NOTE: Photograph in The Times is of Sheikh Rashid and John Harris viewing the "two pyramids" proposal Sheikh Rashid rejected.
Photo was taken as part of a publicity project before the Dubai World Trade Centre design was finalised.
No location had been identified during the Trade Centre's initial design phase. Positioning the Trade Centre on Dubaiside adjacent to Port Rashid and Shindaga Tunnel was considered but rejected due to flight path restrictions and road traffic conditions. Dubai Municipality suggested a location inland from Dubai Airport but that was too near the Sharjah border.
Meantime Sheikh Rashid had been acquiring land adjacent to the Abu Dhabi Road on the outskirts of Dubai. The land was also next to the Badiyat Road which was the route that was used to transport rock to Port Rashid. Sheikh Rashid had acquired more land than was need for his Trade Centre
It was on this Sheikh Rashid owned land that the Dubai World Trade Centre was built.

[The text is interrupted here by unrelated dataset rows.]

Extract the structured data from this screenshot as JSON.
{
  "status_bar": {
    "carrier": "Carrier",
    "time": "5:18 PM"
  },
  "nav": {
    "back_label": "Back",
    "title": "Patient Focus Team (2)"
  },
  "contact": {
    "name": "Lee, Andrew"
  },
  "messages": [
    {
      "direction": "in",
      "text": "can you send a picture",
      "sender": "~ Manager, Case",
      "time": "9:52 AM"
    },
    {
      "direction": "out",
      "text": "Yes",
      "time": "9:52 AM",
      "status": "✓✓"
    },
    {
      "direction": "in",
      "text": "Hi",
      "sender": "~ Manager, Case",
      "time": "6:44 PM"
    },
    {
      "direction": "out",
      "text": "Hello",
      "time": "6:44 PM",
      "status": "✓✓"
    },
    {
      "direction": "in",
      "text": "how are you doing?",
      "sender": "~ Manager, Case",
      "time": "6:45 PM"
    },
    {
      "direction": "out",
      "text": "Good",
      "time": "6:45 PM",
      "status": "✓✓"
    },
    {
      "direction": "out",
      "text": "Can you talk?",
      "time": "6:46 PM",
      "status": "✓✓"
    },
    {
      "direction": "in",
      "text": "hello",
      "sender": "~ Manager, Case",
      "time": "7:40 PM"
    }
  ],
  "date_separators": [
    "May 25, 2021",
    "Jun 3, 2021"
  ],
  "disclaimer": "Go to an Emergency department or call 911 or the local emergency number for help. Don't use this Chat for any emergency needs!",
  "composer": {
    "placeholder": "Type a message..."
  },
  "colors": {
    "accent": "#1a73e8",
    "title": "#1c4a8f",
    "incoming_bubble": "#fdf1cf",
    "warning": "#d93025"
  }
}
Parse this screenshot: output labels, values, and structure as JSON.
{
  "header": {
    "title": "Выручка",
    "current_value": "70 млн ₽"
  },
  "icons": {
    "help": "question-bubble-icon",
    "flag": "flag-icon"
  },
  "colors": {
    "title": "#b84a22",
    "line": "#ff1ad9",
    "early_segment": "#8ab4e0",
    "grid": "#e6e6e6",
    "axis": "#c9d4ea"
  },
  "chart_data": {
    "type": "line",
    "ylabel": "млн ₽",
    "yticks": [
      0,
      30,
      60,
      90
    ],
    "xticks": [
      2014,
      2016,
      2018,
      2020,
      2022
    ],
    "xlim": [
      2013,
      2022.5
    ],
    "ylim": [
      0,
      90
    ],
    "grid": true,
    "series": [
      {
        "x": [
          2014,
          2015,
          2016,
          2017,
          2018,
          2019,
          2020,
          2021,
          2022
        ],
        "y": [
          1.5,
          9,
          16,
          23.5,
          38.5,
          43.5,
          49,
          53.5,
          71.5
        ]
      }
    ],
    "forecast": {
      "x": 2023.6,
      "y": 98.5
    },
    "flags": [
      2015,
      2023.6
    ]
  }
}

Summarised from "Showpiece City - How Architecture made Dubai by Todd Reisz"
John Harris's first Dubai Master Plan focused on developing Dubai as it used to be in 1960.
The cost of buying existing land and lack of available land within the town boundaries led to several rethinks of the Plan, the last being in 1971.
Irony is John Harris designed World Trade Centre was seen as being "out of town"
Yet its existence and ready availability of land on either side of the Abu Dhabi Road meant this area developed instead
Sheikh Rashid's decision to build Dubai's World Trade Centre in this location has lead to Dubai's modern development.